A few days ago in the Vistas Dining Hall, I had a chat with visiting Dutch art historian who is writing a new book in the Leighton Artists Colony, who said she was surprised by the size of Canada and the ease in which we seem to travel to different communities. In her experience, people in Holland consider the 50 minute drive between Amsterdam and Rotterdam to be virtually insurmountable. She said if you move to Rotterdam from Amsterdam, you can kiss your old friends goodbye. They will never visit! For Canadians like me, this is hard to imagine. In some large North American cities, this is the time it takes for people to commute from their home in the suburbs to work. This is roughly the distance from Banff to Calgary.
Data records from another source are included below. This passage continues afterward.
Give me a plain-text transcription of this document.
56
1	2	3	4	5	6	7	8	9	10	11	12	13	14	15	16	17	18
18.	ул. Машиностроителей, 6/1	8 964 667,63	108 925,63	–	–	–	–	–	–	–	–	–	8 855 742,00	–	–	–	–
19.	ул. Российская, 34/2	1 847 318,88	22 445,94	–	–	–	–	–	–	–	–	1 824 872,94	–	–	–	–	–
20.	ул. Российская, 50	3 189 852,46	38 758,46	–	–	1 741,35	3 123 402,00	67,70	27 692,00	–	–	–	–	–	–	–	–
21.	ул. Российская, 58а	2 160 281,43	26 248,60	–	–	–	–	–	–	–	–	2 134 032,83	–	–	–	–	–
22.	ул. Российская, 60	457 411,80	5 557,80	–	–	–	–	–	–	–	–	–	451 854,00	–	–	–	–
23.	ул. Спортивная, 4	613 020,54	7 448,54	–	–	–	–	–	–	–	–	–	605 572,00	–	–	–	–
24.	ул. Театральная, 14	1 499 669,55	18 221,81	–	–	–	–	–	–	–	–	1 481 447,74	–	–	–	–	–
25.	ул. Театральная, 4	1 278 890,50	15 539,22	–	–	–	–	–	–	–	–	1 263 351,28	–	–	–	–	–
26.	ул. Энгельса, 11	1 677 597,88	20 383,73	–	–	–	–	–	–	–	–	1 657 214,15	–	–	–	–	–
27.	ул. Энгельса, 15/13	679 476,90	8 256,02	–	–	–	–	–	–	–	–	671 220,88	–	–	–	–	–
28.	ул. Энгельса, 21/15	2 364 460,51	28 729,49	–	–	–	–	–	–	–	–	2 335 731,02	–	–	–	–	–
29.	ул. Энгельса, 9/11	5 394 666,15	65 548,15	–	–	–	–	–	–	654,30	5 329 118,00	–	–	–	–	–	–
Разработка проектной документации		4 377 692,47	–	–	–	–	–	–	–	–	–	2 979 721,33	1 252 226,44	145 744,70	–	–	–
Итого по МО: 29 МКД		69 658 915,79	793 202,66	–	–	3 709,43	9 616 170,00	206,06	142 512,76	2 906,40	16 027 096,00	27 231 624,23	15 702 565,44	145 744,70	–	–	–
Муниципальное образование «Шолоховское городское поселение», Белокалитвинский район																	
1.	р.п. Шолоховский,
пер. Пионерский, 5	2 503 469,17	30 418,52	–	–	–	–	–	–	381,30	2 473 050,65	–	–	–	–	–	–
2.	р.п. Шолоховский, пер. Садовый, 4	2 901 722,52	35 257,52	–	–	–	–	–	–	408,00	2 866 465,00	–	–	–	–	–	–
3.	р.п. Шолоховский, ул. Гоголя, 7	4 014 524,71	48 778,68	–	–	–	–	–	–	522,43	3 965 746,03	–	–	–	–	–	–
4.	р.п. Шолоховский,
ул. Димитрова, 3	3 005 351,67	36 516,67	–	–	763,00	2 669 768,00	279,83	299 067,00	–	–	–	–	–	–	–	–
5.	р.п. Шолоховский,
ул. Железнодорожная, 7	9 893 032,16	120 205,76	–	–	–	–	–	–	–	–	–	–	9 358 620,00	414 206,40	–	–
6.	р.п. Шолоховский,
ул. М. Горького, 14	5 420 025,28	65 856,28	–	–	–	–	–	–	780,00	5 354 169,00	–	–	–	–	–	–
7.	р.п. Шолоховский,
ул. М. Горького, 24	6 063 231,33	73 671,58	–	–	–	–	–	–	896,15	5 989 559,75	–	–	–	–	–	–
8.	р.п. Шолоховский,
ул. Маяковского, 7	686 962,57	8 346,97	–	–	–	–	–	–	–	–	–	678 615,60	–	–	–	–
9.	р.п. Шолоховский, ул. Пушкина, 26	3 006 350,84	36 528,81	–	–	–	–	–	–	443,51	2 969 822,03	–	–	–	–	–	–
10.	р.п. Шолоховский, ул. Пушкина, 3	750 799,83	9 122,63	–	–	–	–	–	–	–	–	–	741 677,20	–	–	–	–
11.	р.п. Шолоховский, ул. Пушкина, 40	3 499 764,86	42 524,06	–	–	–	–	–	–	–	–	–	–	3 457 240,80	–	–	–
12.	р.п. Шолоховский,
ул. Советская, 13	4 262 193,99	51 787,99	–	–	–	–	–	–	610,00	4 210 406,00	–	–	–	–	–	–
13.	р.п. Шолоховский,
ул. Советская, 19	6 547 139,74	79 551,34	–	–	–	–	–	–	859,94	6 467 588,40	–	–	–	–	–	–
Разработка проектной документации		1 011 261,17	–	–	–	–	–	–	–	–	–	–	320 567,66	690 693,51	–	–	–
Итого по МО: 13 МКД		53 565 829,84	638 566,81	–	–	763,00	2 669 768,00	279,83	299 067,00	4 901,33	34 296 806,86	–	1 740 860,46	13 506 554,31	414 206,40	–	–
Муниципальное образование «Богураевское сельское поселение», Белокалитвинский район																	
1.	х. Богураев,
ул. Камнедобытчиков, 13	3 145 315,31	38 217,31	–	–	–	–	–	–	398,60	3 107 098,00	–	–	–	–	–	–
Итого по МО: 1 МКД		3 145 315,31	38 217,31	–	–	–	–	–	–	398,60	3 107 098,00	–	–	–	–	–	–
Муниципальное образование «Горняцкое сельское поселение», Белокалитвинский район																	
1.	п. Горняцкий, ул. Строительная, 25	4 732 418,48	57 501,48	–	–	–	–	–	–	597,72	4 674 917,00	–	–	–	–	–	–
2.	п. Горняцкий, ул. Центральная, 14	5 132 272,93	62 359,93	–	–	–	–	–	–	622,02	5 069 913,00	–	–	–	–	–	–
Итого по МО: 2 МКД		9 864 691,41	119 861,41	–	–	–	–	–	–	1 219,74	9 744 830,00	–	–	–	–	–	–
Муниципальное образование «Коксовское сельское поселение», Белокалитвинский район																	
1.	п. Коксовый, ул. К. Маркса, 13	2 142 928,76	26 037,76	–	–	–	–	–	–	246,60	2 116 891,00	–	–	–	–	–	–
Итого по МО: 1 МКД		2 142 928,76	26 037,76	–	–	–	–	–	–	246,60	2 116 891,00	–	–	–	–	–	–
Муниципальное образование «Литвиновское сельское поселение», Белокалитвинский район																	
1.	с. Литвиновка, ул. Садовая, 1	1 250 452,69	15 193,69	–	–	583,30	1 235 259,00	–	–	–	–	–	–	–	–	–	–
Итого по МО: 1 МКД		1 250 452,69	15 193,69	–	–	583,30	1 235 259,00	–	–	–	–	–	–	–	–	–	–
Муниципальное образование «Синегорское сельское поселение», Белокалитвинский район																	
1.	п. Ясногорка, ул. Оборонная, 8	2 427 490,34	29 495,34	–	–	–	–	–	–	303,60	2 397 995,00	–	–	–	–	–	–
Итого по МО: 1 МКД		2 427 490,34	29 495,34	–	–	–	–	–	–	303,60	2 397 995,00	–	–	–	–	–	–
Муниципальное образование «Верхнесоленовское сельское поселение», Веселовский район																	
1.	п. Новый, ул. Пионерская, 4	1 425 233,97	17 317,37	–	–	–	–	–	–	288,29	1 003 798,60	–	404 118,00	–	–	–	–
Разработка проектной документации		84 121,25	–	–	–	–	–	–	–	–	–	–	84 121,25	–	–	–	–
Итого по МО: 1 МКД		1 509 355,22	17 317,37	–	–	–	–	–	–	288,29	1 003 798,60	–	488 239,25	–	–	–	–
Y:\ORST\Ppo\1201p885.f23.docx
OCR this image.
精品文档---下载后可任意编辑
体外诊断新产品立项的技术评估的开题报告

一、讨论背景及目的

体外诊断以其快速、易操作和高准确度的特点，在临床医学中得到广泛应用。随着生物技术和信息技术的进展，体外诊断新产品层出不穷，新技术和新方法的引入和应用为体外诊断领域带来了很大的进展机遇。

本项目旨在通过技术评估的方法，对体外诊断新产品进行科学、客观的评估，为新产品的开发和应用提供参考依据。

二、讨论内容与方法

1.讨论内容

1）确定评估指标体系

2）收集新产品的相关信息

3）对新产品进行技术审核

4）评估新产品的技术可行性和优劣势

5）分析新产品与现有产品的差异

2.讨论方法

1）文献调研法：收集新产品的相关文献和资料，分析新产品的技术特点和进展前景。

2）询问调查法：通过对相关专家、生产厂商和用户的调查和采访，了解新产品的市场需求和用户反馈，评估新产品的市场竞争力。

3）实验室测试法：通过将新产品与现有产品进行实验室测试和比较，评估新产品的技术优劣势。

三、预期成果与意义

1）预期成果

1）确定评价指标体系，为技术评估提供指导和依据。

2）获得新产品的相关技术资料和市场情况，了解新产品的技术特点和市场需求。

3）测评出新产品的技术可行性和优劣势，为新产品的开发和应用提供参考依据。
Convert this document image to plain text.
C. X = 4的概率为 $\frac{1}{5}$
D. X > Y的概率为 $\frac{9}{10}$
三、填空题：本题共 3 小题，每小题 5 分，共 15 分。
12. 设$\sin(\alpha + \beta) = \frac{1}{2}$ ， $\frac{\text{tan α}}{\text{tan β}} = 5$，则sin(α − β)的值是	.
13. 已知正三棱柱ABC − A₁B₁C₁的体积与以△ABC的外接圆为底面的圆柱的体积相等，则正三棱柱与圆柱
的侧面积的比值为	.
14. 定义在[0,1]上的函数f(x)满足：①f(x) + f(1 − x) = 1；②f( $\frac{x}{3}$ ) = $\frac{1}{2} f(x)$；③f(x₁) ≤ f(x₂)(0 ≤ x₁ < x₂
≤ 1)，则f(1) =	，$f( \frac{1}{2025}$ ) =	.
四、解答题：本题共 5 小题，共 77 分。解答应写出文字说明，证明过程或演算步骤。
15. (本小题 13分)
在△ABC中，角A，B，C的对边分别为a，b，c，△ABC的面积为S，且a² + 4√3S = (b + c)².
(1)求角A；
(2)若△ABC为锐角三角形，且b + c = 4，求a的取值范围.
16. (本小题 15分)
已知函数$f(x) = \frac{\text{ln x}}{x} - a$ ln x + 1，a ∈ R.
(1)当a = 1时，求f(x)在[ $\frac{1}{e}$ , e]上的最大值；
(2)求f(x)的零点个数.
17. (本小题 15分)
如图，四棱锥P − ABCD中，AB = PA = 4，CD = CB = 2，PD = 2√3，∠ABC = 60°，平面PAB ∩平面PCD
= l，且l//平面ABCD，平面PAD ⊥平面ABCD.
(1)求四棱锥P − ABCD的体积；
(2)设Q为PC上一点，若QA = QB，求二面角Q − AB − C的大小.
In July, I am flying to Fredericton, New Brunswick to work as Festival Dramaturg at a new play festival and I will be flying 9 hours. And that’s within my own country.

It made me think about the unique challenges space and distance creates for artists in Canada. The internet, skype and all the ways we stay virtually linked help of course, but there is something so powerful about being in the same room with each other as artists. Can that ever really be replicated or replaced?

Today, we are going to have having a chat with our three American Colony artists about American Theatre: Colman Domingo from New York, Greg Moss from Albuquerque, New Mexico and Miriam Weisfeld from Washington, D.C. As artists from different parts of an equally large country, I wonder what they will have to say about this conundrum.

How do we stay essential and connected to our local community, while keeping our relationships to other cities, countries and their communities alive. How do we live local, think national and work internationally? How do we do it all?